周-汉的各个朝代,都设有主管天文的官职,他们不断改进的历法和编撰的《天文志》,曾是世界上最全、最连贯的天文记事录,有很多令世界惊叹的发现。但由于数理工具的落后使得在中世纪之后很难有所突破,数理工具的落后在古代是隐性的,但在中世纪以后逐渐凸显理论体系和数理方法的重要性,固守“经典”、缺少理论整合和跃升,必然导致科研的不可持续性。主要表现在以下几个方面。
1) 关于宇宙模型:周-汉天文学中的“浑天论”与西方“地心说”大体上等价,汉-张衡(78-139年)与托勒密正好是同代人,他在《浑仪注》中的“天体圆如弹丸,地如鸡子中黄,孤居于天内,天之包地,犹壳之裹黄。”论述,代表了当时的宇宙模型。但在实际计算中却用“天地平行”模型去近似,一直沿用“重差术”得到的严重失真的“七衡六间”太阳运动模型,虽然对制定历法(节气划分)影响不大,但一个失真的数理模型不可能支撑天文学进一步发展,以至于后续的天体尺度计算都是在错误的模型上增加新的错误;历史上一些重要的天文发现成为孤立“事件”,无法整合到一个统一的数理体系中。(关于七衡六间摸型参见《周骨单算经》)

2) 关于数学工具:汉代已有先进的“浑仪”等观测仪器,在记录中也采用了“天球赤道坐标系”(现在仍在沿用),按365.25度划分圆周(与回归年日数相同),但天体距离测量仍基于“勾股术”、“重差术”等几何方法,在涉及弧、弦、径关系的计算中,虽曾创造过“割圆术”,求解圆内接正3072边形(相当圆周细分至0.12°)的边径关系,具备了细分圆周和计算弦-径关系的能力,即编制高精度“弦表”足是唾手可得的事,但却始终没有迈出创建"弦表”这一步,这就导致了很多次天文测量活动结论扭曲,止步于大发现的门槛之外。

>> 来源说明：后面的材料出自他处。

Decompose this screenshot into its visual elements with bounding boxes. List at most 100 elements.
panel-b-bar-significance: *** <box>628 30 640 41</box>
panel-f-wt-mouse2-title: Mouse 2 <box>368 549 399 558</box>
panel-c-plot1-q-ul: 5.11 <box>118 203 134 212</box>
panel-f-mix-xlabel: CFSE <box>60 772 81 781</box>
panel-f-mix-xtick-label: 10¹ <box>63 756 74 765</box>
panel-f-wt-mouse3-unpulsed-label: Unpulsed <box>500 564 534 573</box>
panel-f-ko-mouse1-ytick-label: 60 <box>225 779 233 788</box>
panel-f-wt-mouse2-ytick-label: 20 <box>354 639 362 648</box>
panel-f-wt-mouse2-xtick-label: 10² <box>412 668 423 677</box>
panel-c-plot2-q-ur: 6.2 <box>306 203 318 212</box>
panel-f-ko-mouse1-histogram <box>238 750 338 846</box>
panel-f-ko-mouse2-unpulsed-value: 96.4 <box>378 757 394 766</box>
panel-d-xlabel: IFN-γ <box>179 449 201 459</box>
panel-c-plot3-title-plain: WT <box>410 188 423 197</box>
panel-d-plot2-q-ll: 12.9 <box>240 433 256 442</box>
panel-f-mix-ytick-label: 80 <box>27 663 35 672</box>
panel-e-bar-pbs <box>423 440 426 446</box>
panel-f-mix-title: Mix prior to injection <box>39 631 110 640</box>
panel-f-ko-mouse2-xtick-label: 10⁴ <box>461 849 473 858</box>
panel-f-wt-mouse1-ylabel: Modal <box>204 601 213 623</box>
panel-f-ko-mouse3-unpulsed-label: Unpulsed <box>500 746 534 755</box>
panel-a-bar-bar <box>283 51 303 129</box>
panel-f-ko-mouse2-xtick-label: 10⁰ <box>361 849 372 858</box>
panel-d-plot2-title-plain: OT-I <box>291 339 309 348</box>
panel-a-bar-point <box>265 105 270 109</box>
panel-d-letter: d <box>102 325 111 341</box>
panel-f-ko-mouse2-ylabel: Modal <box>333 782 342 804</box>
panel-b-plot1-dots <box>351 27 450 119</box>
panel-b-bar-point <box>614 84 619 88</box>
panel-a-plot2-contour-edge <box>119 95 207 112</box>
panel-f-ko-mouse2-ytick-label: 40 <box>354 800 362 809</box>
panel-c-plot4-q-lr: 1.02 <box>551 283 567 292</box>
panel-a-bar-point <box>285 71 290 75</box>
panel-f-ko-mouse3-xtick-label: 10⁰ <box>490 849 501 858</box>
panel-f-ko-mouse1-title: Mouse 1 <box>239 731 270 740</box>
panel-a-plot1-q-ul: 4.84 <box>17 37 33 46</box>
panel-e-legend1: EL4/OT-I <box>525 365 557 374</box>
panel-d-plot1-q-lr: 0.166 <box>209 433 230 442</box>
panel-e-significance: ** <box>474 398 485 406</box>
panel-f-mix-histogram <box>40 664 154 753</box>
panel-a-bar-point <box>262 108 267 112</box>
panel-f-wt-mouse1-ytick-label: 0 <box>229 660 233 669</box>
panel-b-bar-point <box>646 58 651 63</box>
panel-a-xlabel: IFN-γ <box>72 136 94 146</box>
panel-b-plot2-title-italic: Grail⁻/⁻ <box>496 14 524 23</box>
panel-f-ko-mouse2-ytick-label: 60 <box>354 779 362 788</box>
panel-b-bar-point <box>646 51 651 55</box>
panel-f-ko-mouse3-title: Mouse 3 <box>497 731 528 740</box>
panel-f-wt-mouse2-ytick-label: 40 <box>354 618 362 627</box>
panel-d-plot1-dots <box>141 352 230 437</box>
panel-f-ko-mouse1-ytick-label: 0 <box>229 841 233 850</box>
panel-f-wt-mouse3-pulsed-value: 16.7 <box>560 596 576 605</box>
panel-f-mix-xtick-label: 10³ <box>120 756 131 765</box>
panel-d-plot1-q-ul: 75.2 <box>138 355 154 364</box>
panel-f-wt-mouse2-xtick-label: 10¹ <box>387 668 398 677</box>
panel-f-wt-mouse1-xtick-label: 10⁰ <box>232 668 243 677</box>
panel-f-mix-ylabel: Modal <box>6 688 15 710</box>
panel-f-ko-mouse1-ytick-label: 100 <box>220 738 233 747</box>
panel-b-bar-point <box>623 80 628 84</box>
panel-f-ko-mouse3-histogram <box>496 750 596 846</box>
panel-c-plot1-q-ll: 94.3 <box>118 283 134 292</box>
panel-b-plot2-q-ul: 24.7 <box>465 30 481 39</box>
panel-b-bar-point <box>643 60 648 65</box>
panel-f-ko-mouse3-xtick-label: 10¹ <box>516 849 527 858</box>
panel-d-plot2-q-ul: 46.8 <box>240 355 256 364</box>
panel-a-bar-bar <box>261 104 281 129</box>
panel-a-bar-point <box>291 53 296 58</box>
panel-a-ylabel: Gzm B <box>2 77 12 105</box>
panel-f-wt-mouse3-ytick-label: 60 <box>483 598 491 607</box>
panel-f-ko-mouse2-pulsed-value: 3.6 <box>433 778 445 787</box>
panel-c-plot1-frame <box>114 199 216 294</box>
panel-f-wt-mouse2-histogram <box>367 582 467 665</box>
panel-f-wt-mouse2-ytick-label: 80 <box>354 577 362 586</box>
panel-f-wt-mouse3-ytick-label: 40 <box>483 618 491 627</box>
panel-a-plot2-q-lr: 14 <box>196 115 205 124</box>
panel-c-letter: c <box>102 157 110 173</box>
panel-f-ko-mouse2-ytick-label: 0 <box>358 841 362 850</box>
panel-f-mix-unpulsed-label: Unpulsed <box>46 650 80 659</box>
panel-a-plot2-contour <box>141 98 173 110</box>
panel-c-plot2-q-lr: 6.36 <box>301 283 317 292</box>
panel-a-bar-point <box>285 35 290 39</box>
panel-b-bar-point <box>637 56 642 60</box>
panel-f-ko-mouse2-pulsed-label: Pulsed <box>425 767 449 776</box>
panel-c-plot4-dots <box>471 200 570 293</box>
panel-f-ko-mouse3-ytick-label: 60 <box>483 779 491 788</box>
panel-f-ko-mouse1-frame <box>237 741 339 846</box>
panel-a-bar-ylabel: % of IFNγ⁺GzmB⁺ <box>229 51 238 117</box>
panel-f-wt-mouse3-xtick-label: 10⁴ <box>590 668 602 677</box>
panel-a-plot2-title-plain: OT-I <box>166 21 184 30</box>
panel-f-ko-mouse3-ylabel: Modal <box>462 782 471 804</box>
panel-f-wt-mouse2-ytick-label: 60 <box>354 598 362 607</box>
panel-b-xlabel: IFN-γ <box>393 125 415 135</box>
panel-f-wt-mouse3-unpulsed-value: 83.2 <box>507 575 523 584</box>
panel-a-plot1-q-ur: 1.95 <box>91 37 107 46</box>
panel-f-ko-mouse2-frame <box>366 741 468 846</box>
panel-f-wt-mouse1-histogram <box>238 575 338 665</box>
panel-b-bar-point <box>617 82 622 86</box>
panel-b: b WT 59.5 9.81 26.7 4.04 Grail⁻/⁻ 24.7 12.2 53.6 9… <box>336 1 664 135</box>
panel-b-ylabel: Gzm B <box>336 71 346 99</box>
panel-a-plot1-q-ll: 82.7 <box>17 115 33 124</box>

南朝宋史官何承天(370-447),最早发现天地平行模型计算日影引起的失误(季节错位),442年,南朝宋曾遣使远赴胶州(今越南河内东),比较胶州与南京在夏至正午的日影差与南北距差的关系,否定了“影亏一寸,地差千里”的经典表述,但可惜仅满足对季节排序做些小调整,并未从根本上纠正天地平行模型以及算法理论,对照西方学者用两地影差求出地球周长的作法,就差在模型的理解和拍应的算法上;另一位唐初著名天文学家李淳风(602-670),直接批判了“天地平行模型"(见《周髀算经注文》),但又提出了一个“天地互为斜坡”的近似模型,同样没有从根本上纠正模型和算法理论。直到唐代的另一位民间天文学家曾一行,吸收了阿拉伯人的天文学理念和方法,在世界上首次用日影法测出地球表面弧长与纬度差之比为129Km/度(现为111.2km/度)。这是首次用实测数据证明地为圆球。
其实从汉张衡到唐李淳风的800年间,历代天文官并非不知天地为同心球,而是没有找到圆函数这个数学工具。中世纪后东方天文学落后趋势逐渐显现,除了其它原因以外,本文认为过度关注实用、疏于理论体系的建立是根本原因之一。东方天文学在为世界贡献诸多辉煌的同时也留下了值得反思的遗憾。
<2020_7_10初稿>
参考文献:
1. 刘劲生,古巴比伦数学概观,四川师大学报(自然科学版)1993-1,p81-87
2. 程贞一,闻人军(译注),周髀算经,[M],上海古籍出版社,2012。